Ordinary people are also voluntarily taking part in the same effort, considering the mission of aiding the people of the war-ravaged neighbouring territory a national duty.
Egyptians from all walks of life and in all parts of this populous country are participating in the Gaza relief effort, bringing together hundreds of tonnes of food and supplies and sending them to the Palestinian enclave.
However, this is more than just an effort made in sympathy with the Palestinians of Gaza.

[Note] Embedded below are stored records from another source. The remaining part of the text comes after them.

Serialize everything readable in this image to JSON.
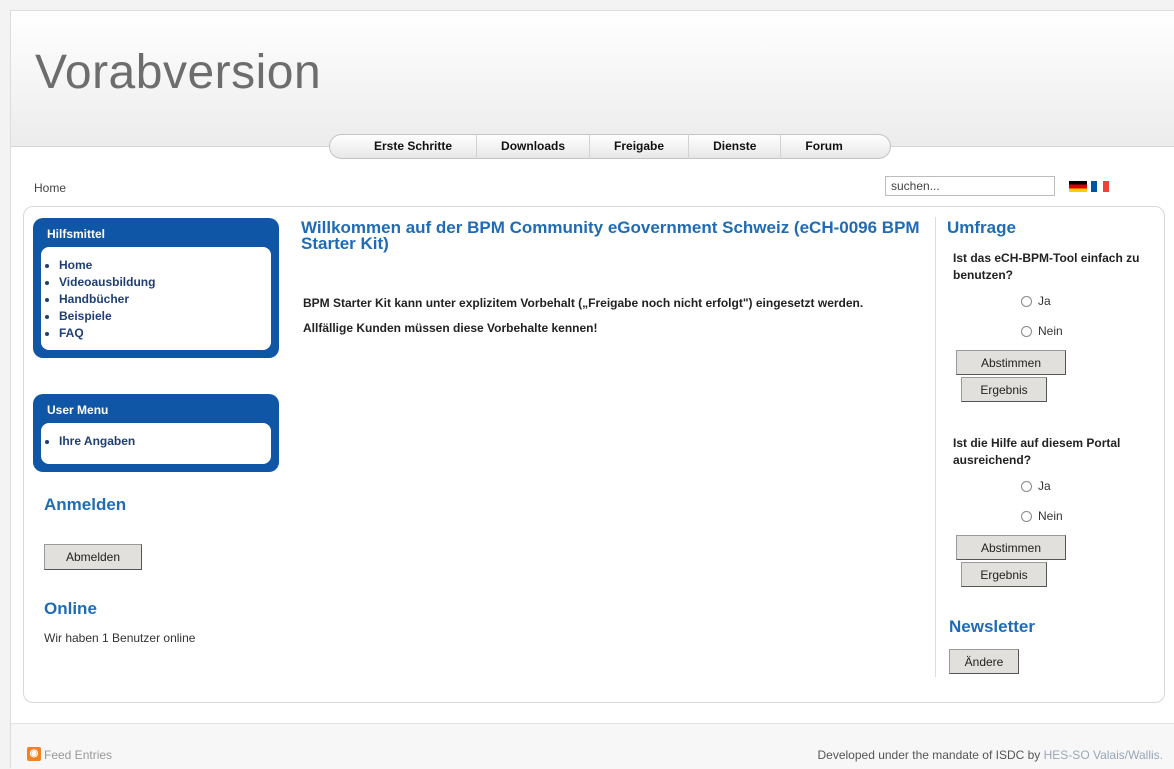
{
  "site": {
    "title": "Vorabversion"
  },
  "nav": [
    "Erste Schritte",
    "Downloads",
    "Freigabe",
    "Dienste",
    "Forum"
  ],
  "breadcrumb": "Home",
  "search": {
    "placeholder": "suchen..."
  },
  "sidebar": {
    "hilfsmittel": {
      "title": "Hilfsmittel",
      "items": [
        "Home",
        "Videoausbildung",
        "Handbücher",
        "Beispiele",
        "FAQ"
      ]
    },
    "user_menu": {
      "title": "User Menu",
      "items": [
        "Ihre Angaben"
      ]
    },
    "login": {
      "title": "Anmelden",
      "button": "Abmelden"
    },
    "online": {
      "title": "Online",
      "text": "Wir haben 1 Benutzer online"
    }
  },
  "main": {
    "title": "Willkommen auf der BPM Community eGovernment Schweiz (eCH-0096 BPM Starter Kit)",
    "paragraphs": [
      "BPM Starter Kit kann unter explizitem Vorbehalt („Freigabe noch nicht erfolgt\") eingesetzt werden.",
      "Allfällige Kunden müssen diese Vorbehalte kennen!"
    ]
  },
  "poll": {
    "title": "Umfrage",
    "q1": "Ist das eCH-BPM-Tool einfach zu benutzen?",
    "q2": "Ist die Hilfe auf diesem Portal ausreichend?",
    "opt_yes": "Ja",
    "opt_no": "Nein",
    "vote": "Abstimmen",
    "result": "Ergebnis"
  },
  "newsletter": {
    "title": "Newsletter",
    "button": "Ändere"
  },
  "footer": {
    "feed": "Feed Entries",
    "dev_prefix": "Developed under the mandate of ISDC by ",
    "dev_link": "HES-SO Valais/Wallis."
  }
}
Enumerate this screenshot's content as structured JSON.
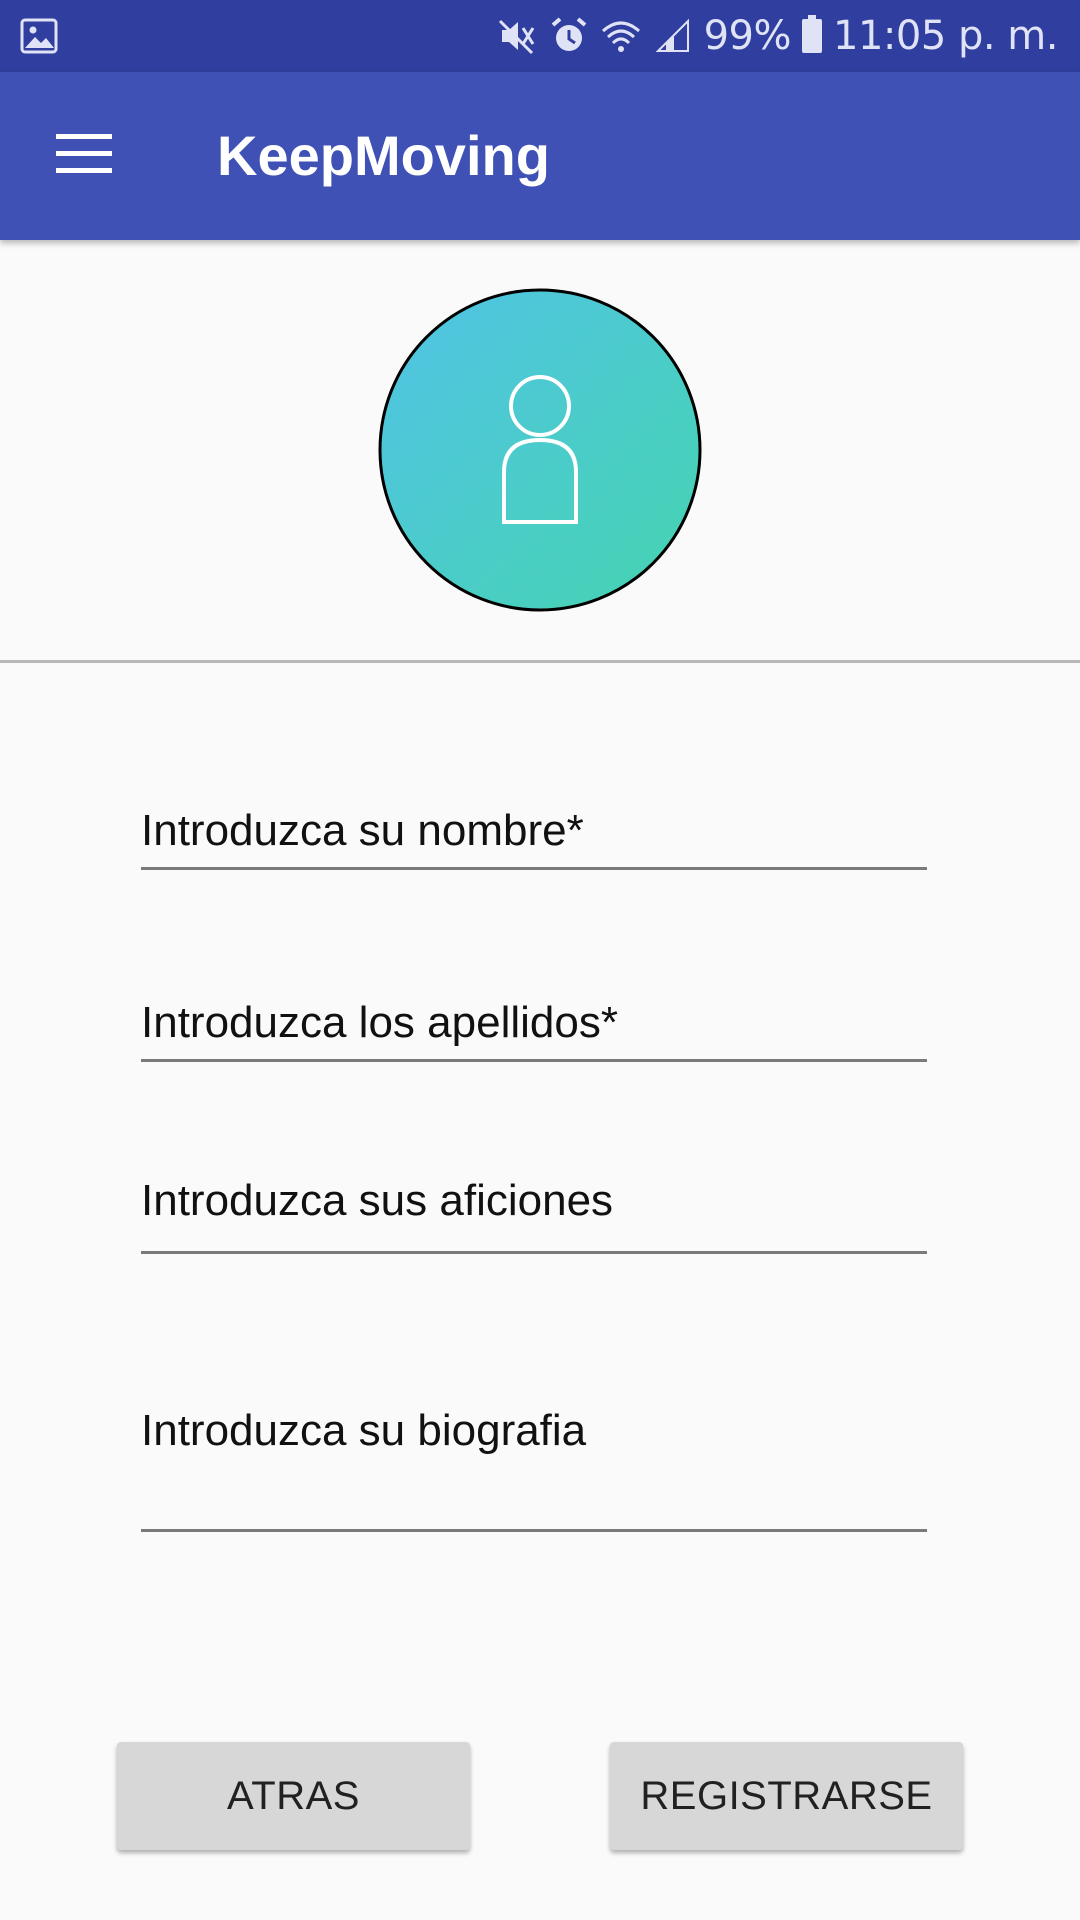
{
  "status_bar": {
    "left_icon": "gallery-icon",
    "icons": [
      "mute-icon",
      "alarm-icon",
      "wifi-icon",
      "signal-icon"
    ],
    "battery": "99%",
    "battery_icon": "battery-icon",
    "time": "11:05 p. m."
  },
  "app_bar": {
    "menu_icon": "menu-icon",
    "title": "KeepMoving",
    "color": "#3f51b5"
  },
  "avatar": {
    "icon": "person-icon",
    "gradient": [
      "#4fc3e0",
      "#47d1b5"
    ]
  },
  "form": {
    "name_placeholder": "Introduzca su nombre*",
    "surname_placeholder": "Introduzca los apellidos*",
    "hobbies_placeholder": "Introduzca sus aficiones",
    "bio_placeholder": "Introduzca su biografia"
  },
  "buttons": {
    "back_label": "ATRAS",
    "register_label": "REGISTRARSE"
  }
}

At the decision-making level in Egypt, the same relief effort is viewed as a national security issue.
Egypt, which has been shuddering at the prospect of Israel turning Gaza into a place unfit for living, has taken all measures to prevent the displacement of the population of this neighbouring territory into Sinai, especially with numerous Israeli far-right politicians calling for the depopulation and annexation of Gaza.
Egypt warned against the prospect of Gaza’s depopulation and the transfer of its 2.3 million residents into Sinai repeatedly in the past year, citing the effect this might have on its 1979 peace treaty with Israel.
In October 2023, Egyptian President, Abdel Fattah al-Sisi, said once they are transferred to Sinai, the Palestinians of Gaza would stage attacks against Israel.
“This will make the peace in which we invested so much in the past years to evaporate,” the Egyptian president said.
Earlier this week, Sisi called for launching a major reconstruction campaign in Gaza to make the Palestinian territory habitable and fit for living for its people.
Official Egyptian fears from the displacement of Gaza’s population into Sinai can explain the alacrity with which Egypt carries out the Gaza relief effort.
On 19 January, around 300 trucks loaded with all types of supplies, including food; medical supplies; drinking water, and fuel, entered Gaza through the Karem Abu Salem crossing point.
On the following days since then, an average of 900 trucks entered the war-ravaged territory on a daily basis.
Egypt hopes this increase in the number of humanitarian assistance trucks will satisfy growing needs in Gaza, especially in its northern part, which has been totally devastated after months of Israeli attacks.
Egypt contributes most of the aid going into Gaza, but a sizeable amount of this aid also comes from other countries, landing in al-Arish Airport, tens of kilometres away from the border, before they are collected in a logistical hub close to the border and then sent into the war-ravaged Palestinian enclave.
Everybody participating
The Gaza relief mission is also attracting ordinary people who specify their time and effort to supporting the embattled territory.
This spirit of volunteering is most manifested—among many other organisations—at Mersal, an Egyptian NGO that specialises in medical support for the financially-incapable.
So far, around 10,000 people have applied to volunteer as part of Mersal’s Gaza relief activity, according Baher Mahmud, the head of Public Relations at the organisation.
“We cannot cope with the volunteering applications coming to us,” Mahmud told TNA.
“The amount of support we are receiving is just unimaginable,” he added.
The same support also includes a lot of finance coming to the organisation from ordinary people and businessmen who want to be part of the same relief activity.
Mersal has just auctioned a mug belonging to its founder that has sold for half a million Egyptian pounds (around $10,000).
The organisation has prepared 25 trucks loaded with food, medicines, clothes, tents and medical supplies.
The trucks are expected to be on the Egyptian side of the border by 22 January, in preparation for entering Gaza.
Mersal decides the types of humanitarian assistance it sends to Gaza in the light of the needs of ordinary people in the Palestinian territory.
It has received a list of needs from Gaza that lays stress on drinking water.
“This is why we have prepared a shipment of drinking water that will travel within the assistance convoy we are sending to Gaza,” Mahmud said.
“We will continue coordinating with the people of Gaza to send them whatever they need,” he added.